At this point in the process, it appears VW has bought back nearly half of the models that are equipped with the 2.0-liter TDI engine. The total number of cars on the roads in the US with this engine comes to 475,000 and VW has agreed to buy back at least 85 percent of them. At this point, there have been nearly 238,000 models bought back with another 6,200 that were fixed to be allowed back on the road. These vehicles are currently sitting in lots around the country as VW looks to try and gain approval to fix them.
Right now, Volkswagen has the government’s approval to sell 2015 model year TDI versions that have been fixed, but models from years earlier than that have not received and approved fix at this point, which leaves their fate an uncertainty. If no fix is approved these cars may end up being recycled with many of the parts being added to the various junk yards around the country. This would be a huge process, but one that Volkswagen would have to manage and pay for as well with many of the parts in these cars deemed unusable for future models.
This buyback process marks the biggest in automotive history and the process has been moving along fairly smoothly so far. VW still hopes to gain approval to fix the offending models that are from the 2014 model year and earlier so they can resell them in the US or in foreign markets and not take a complete loss on these vehicles.

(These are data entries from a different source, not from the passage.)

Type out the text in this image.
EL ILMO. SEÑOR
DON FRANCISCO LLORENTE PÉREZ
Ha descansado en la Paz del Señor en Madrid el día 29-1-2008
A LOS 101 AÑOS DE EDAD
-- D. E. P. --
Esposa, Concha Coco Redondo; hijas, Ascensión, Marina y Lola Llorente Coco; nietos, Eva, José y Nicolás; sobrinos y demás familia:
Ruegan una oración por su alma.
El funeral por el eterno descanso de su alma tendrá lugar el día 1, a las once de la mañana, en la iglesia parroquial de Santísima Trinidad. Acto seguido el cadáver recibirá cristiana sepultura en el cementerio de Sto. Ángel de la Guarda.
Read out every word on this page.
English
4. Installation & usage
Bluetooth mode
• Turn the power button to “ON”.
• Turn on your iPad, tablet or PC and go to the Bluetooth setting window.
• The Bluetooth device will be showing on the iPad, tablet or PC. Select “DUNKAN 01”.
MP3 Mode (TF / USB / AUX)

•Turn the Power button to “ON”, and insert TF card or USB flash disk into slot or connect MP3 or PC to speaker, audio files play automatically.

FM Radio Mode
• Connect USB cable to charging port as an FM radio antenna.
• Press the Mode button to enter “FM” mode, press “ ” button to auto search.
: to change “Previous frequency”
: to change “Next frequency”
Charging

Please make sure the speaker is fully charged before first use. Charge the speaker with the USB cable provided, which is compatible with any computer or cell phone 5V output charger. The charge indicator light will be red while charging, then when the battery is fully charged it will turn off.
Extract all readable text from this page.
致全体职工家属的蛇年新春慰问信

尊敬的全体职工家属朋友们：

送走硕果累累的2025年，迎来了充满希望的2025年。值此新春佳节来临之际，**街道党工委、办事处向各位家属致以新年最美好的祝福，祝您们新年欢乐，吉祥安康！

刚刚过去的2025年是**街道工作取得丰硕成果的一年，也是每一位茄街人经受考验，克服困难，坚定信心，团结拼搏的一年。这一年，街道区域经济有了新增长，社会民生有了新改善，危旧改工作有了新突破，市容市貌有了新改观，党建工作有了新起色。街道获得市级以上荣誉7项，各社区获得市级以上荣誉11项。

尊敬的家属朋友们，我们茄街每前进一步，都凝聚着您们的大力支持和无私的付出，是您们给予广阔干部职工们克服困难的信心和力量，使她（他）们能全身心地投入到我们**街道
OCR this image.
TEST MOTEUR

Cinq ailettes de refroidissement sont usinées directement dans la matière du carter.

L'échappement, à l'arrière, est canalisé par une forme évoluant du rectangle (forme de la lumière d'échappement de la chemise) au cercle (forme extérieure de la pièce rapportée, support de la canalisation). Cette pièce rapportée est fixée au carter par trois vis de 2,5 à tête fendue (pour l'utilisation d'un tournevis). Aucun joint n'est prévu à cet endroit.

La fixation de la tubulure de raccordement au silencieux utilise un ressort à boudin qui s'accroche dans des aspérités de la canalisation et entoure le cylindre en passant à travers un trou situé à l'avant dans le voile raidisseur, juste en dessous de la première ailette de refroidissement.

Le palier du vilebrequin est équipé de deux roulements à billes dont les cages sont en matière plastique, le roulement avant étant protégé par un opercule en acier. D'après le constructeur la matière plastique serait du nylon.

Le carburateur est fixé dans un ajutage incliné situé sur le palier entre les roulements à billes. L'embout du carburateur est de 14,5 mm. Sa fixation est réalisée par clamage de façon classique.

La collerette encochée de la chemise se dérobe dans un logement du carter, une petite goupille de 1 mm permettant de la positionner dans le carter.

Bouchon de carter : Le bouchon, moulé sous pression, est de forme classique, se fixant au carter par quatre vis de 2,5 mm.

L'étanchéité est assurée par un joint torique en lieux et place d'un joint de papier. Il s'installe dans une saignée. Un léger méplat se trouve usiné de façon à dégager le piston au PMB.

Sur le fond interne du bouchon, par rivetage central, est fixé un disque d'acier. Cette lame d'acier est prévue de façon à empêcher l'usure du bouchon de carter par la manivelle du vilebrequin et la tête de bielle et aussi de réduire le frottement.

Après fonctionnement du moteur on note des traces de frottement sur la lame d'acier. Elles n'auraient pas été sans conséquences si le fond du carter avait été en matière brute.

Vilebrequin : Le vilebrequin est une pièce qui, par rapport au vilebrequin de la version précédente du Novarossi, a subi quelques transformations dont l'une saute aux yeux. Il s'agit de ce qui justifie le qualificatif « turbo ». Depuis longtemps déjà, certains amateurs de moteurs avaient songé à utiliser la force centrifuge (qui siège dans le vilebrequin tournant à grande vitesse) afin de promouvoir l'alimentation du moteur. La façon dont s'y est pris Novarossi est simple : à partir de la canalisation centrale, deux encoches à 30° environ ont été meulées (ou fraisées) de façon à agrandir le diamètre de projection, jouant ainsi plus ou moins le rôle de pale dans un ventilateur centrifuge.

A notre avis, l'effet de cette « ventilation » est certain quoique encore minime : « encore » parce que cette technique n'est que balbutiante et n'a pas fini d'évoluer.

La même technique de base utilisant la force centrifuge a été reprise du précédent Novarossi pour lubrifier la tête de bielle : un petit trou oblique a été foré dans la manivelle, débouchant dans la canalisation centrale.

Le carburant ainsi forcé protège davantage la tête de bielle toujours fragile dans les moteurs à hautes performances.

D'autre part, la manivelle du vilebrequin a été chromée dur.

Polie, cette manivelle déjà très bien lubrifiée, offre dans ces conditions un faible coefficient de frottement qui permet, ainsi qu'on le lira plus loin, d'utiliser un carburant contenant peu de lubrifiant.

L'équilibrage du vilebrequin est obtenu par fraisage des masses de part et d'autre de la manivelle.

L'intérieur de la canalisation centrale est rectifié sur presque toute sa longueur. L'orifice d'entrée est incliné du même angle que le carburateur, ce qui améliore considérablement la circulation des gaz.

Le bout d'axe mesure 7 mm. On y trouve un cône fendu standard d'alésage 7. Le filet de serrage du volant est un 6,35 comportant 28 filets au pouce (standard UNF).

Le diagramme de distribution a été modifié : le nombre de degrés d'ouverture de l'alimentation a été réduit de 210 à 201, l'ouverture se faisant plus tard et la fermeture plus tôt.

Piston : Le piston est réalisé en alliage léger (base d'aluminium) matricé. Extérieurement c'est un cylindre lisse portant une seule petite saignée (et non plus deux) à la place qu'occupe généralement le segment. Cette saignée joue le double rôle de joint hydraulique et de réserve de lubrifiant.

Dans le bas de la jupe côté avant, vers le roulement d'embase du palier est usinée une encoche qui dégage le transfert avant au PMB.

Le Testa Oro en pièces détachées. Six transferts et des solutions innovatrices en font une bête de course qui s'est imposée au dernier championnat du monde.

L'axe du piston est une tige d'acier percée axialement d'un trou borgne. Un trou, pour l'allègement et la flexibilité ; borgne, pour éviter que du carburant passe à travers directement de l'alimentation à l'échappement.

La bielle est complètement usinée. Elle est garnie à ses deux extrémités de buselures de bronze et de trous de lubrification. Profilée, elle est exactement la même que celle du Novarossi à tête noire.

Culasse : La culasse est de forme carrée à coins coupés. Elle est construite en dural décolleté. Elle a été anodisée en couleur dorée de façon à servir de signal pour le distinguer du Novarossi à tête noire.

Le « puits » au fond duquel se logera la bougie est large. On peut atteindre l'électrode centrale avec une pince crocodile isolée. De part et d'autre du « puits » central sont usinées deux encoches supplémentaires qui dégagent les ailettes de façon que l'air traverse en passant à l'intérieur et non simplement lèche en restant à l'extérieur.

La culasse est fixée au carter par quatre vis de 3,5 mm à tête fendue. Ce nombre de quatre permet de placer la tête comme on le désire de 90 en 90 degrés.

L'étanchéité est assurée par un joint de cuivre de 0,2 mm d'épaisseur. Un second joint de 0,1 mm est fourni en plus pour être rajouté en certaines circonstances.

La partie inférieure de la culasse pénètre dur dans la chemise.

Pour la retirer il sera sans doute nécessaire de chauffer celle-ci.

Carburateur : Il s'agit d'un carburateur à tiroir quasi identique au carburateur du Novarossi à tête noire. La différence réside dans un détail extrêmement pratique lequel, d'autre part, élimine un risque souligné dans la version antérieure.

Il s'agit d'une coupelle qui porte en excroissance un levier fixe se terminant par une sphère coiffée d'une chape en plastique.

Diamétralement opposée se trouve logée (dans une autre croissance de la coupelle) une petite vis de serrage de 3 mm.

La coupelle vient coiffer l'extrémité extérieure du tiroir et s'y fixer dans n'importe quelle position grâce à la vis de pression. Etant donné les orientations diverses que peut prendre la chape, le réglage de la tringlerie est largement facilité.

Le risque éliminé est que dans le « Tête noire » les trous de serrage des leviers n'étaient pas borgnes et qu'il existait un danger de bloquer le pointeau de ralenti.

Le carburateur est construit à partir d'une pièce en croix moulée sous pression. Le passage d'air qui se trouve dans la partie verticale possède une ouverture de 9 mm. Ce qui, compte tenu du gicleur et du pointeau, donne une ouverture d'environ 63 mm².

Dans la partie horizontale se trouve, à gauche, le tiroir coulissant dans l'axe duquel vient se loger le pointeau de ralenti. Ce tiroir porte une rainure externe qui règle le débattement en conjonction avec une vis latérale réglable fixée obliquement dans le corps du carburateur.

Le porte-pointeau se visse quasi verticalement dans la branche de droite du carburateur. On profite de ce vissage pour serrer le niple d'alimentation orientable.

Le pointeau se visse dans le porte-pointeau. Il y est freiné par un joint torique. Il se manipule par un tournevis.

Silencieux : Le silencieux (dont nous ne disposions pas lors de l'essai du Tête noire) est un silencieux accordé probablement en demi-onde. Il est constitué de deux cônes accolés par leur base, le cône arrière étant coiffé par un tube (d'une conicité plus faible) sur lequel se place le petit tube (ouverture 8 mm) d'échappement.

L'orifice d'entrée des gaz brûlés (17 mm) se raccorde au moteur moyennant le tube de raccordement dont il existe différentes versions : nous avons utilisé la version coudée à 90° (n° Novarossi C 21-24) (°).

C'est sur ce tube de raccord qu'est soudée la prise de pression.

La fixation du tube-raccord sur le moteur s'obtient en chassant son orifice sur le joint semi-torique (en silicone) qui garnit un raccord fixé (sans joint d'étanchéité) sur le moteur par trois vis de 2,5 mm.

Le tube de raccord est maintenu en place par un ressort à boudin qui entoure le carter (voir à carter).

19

It may be a few years before all the offending TDI model are off the road and put where they belong, but so far the process seems to be making impressive progress.
This buyback, along with the new prototypes that Volkswagen has been presenting at shows recently, should give you some confidence this company is ready to take the steps forward that are necessary to give us the vehicles of the future and regain our confidence. In an effort to do this, VW had announced the goal to create as many as thirty new models off their new EV platform which would be a far cry from the NOx emitting TDI models we have been selling back to this company. The future appears to be brighter for VW and as these cheating cars are taken off the road, the memory of what has happened will eventually become a distant one.